Continuing my faintly ridiculous hobby, I thought I’d add a note on XML validity constraints and how they interact with the EBNF of XML: which is to say, they don’t.
Which is reasonable, of course: the point of the EBNF is to specify the syntax, not the semantics. But this does make validity checking a little more difficult. Here’s the first example of a constraint:
Validity constraint: Root Element Type
The Name in the document type declaration MUST match the element type of the root element.
And an illustration:
<?xml version="1.0"?> <!DOCTYPE greeting SYSTEM "hello.dtd"> <greeting>Hello, world!</greeting>
Note the word “greeting” in the !DOCTYPE and in the XML element. So what does Production 1 look like?
document ::= prolog element Misc*
element is the important piece here:
element ::= EmptyElemTag | STag content ETag
Both EmptyElemTag and STag reference Production 5:
Name ::= NameStartChar (NameChar)*
And it’s this Name which we’ll match against the DTD’s name. But, of course, Name is used in many other places, which I’ll omit listing here, so clearly we cannot modify the processing at Name to validate against the DTD; or, more accurately, a hacker might find some way to get there, but that’s not really good enough.
More importantly, the element Production is also referenced from another location, namely Production 43, and again it would be inappropriate to modify the element Production to validate a special case. So, how to handle this, and potentially other special cases, and properly highlight the purpose of the modification to the EBNF?

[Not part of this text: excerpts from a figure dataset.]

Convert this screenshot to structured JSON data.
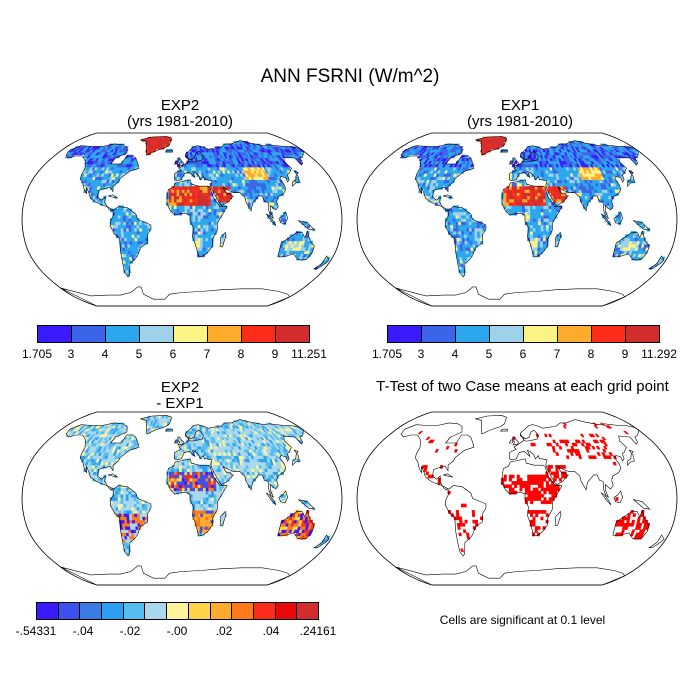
{
  "title": "ANN FSRNI (W/m^2)",
  "panels": {
    "top_left": {
      "line1": "EXP2",
      "line2": "(yrs 1981-2010)"
    },
    "top_right": {
      "line1": "EXP1",
      "line2": "(yrs 1981-2010)"
    },
    "bottom_left": {
      "line1": "EXP2",
      "line2": "- EXP1"
    },
    "bottom_right": {
      "line1": "T-Test of two Case means at each grid point"
    }
  },
  "colorbars": {
    "cb1": {
      "colors": [
        "#3a1aff",
        "#3c64e8",
        "#2ca7ee",
        "#9fd2ea",
        "#fbf484",
        "#fdab2d",
        "#fb2d1a",
        "#d12d2d"
      ],
      "labels": [
        "1.705",
        "3",
        "4",
        "5",
        "6",
        "7",
        "8",
        "9",
        "11.251"
      ]
    },
    "cb2": {
      "colors": [
        "#3a1aff",
        "#3c64e8",
        "#2ca7ee",
        "#9fd2ea",
        "#fbf484",
        "#fdab2d",
        "#fb2d1a",
        "#d12d2d"
      ],
      "labels": [
        "1.705",
        "3",
        "4",
        "5",
        "6",
        "7",
        "8",
        "9",
        "11.292"
      ]
    },
    "cb3": {
      "colors": [
        "#3a1aff",
        "#3c50ee",
        "#3c7ae6",
        "#2c9ff0",
        "#56bdf0",
        "#a9d8ec",
        "#fdf49a",
        "#fdd34a",
        "#fdab2d",
        "#fb7a1a",
        "#fb2d1a",
        "#e80a0a",
        "#d12d2d"
      ],
      "labels": [
        "-.54331",
        "-.04",
        "-.02",
        "-.00",
        ".02",
        ".04",
        ".24161"
      ]
    }
  },
  "note": "Cells are significant at 0.1 level",
  "legend_colors": {
    "land_cool": "#2ca7ee",
    "land_pale": "#9fd2ea",
    "land_dark": "#3c64e8",
    "desert": "#fb2d1a",
    "desert_hot": "#d12d2d",
    "signif": "#ff0000"
  }
}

I hit upon using the previously described debug mechanism. First, I defined the notion of a Production Post Processor:
Post_Production_Processor = Handlers -> List(XML_OnePass) -> Dtd -> Int -> Int -> (Handlers, Dtd);
In English, a production post processor accepts all the SAX handlers provided by the user, the current state of processing, the DTD, and (for convenience) the current line and column numbers; it returns potentially new versions of the handlers and the DTD. (Yes, I’m wondering if returning a new DTD is pointless.)
I added an integer (name of Production) map to Post_Production_Processor map to the internal state of the SAX parser. This is updated by a new function, validity_constraint, which functions as a parser, accepting a production Name and Post_Production_Processor and modifying the previously mentioned map with the information before executing the success function.

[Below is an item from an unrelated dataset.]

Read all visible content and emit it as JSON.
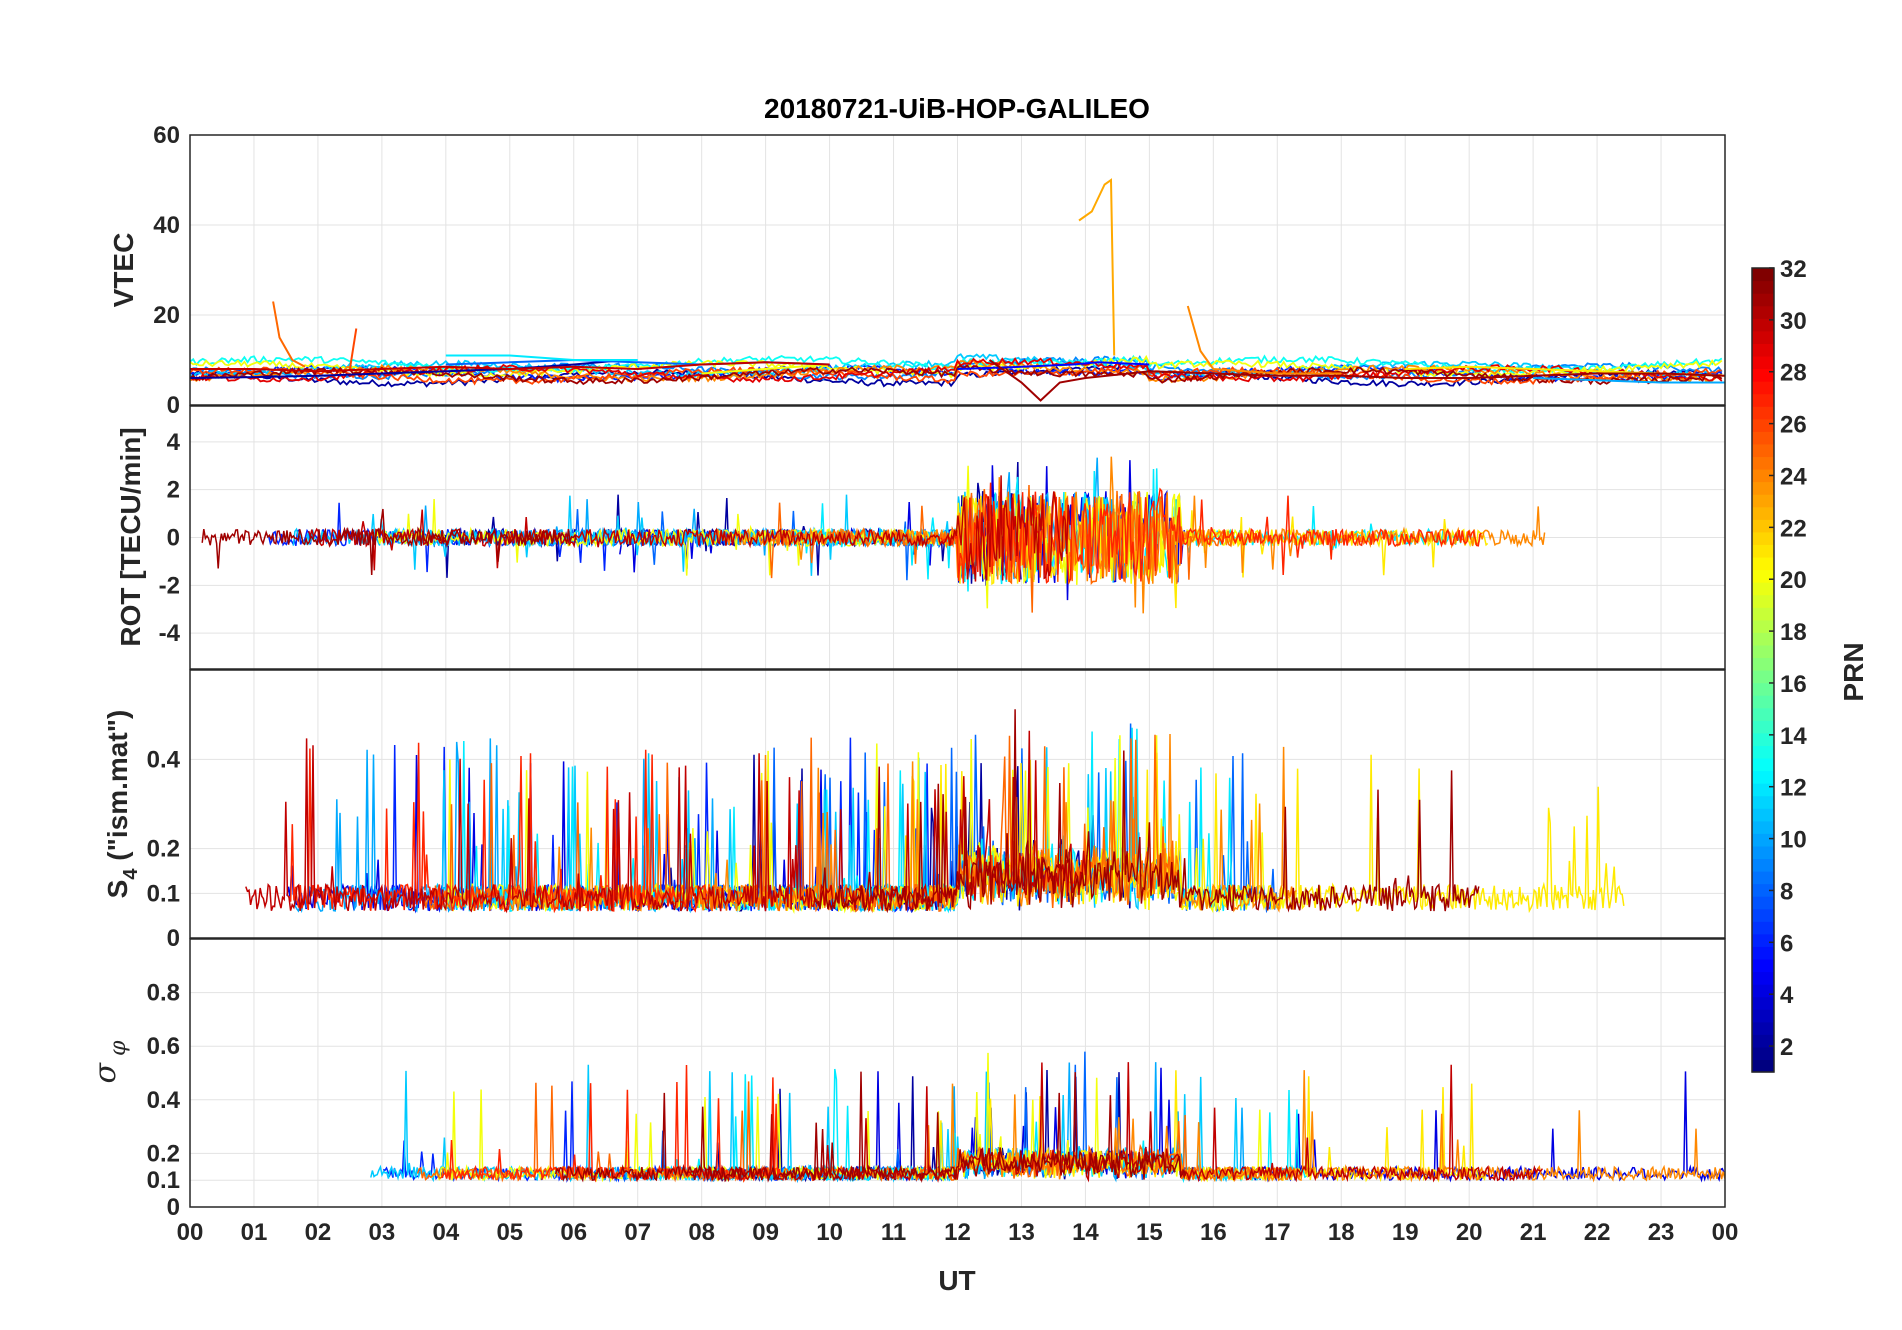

As you might have guessed, then, I’ve modified the p_out function for a match between its name argument and anything in the map from name to Post_Production_Processor. If one is found, the entry is deleted, and the post processor is executed. The success function is then invoked, but using the results of the post processor rather than those passed in.
Usage?
vc = validity_constraint; # purely for readability
…
xml_doc = p_in 1 & start_doc & prolog & vc 5 validate_dtd_name & element & <misc> & one_p & p_out 1;
validate_dtd_name is invoked when Production 5 terminates, and I’ve determined that the next Production 5 will ALWAYS be the outermost element’s name.

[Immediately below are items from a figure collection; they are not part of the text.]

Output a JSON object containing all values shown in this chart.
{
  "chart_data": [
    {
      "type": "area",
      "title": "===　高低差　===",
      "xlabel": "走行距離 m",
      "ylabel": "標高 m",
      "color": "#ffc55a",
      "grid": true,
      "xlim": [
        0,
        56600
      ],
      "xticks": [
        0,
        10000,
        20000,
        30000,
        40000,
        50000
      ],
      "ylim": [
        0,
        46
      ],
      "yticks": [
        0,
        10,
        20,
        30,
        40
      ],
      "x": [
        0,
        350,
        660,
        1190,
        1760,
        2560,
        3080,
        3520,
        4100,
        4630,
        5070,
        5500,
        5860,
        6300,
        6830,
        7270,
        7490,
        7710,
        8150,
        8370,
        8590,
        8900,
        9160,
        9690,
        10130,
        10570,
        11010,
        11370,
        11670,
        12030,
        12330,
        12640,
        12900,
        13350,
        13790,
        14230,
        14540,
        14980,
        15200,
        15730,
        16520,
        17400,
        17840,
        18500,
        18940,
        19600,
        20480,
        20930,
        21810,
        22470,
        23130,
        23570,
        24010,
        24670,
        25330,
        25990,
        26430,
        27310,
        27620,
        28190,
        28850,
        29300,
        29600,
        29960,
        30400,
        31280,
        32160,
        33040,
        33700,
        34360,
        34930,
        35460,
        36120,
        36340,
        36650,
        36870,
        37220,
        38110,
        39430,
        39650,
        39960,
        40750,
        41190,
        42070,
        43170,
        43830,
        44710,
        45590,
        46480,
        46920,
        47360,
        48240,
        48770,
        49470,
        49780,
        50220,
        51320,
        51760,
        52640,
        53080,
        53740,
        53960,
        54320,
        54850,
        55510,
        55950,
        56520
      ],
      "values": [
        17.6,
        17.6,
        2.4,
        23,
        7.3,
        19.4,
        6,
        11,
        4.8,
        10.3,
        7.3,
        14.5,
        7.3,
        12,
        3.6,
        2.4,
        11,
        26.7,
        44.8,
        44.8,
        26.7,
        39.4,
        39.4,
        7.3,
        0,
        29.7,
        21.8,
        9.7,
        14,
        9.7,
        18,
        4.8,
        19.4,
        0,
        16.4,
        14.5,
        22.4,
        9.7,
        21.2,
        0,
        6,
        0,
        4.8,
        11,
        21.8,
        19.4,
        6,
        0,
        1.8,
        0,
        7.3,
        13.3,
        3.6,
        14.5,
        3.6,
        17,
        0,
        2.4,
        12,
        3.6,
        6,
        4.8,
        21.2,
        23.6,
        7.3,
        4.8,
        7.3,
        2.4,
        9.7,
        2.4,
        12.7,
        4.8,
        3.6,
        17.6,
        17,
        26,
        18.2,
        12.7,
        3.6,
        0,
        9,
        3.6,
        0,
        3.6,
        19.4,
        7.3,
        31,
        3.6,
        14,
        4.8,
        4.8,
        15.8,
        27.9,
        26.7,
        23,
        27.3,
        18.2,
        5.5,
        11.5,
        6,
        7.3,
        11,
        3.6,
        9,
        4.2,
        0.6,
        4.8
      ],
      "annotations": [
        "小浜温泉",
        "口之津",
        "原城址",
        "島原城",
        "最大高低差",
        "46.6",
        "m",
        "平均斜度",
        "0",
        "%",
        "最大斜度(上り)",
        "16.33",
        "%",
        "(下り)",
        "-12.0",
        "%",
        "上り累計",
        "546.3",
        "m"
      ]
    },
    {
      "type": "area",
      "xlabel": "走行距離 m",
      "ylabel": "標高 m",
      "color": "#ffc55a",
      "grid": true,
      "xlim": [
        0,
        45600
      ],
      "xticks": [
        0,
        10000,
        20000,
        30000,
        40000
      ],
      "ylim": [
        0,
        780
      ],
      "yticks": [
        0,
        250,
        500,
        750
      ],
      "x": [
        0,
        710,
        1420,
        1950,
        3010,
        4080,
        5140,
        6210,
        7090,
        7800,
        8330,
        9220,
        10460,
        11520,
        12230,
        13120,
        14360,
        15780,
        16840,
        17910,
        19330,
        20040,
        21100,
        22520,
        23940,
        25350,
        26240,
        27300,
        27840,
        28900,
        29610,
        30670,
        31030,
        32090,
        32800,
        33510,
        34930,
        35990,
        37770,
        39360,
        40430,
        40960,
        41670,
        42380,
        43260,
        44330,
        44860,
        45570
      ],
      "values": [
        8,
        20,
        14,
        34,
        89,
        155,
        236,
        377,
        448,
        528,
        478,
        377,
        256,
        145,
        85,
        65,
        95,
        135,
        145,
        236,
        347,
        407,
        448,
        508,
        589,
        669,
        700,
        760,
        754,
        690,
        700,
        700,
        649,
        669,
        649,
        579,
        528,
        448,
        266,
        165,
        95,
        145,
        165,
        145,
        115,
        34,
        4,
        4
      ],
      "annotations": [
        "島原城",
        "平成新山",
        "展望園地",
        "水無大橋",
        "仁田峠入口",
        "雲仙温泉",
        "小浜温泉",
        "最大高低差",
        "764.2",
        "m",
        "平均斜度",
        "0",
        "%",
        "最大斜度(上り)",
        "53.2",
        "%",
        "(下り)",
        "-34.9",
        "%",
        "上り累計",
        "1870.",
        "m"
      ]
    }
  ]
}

For comparison, here’s the original EBNF of Production 1:
document ::= prolog element Misc*
The added implementation elements are p_in, start_doc, vc, one_p, and p_out. The transformation is rather large, but still straightforward:
p_in is the debug (and now validity constraint) mechanism;
start_doc implements the content handler’s start_document functionality;
vc, as discussed;
one_p, the processor specific to Production 1 – not all Productions have processors, but this one does (it returns the handlers to the caller);
p_out, as discussed.
Most productions only have p_in and p_out additions. A few have processors. So far, only Production 1 has a post processor, for which I should probably come up with a better name: validity processor, perhaps. Let me know if you have a better name.
I should change xml_doc to document, just for consistency. (Consistency is rarely of interest to me, sadly.)
Testing of this mechanism has yielded positive results, in that I can see the processor invoked. I have to modify one of my tests to have a DTD in order to really test it, and I haven’t gotten that far; if a DTD is not defined, the requirement is ignored.
I look forward to trying to implement other validity constraints with this mechanism.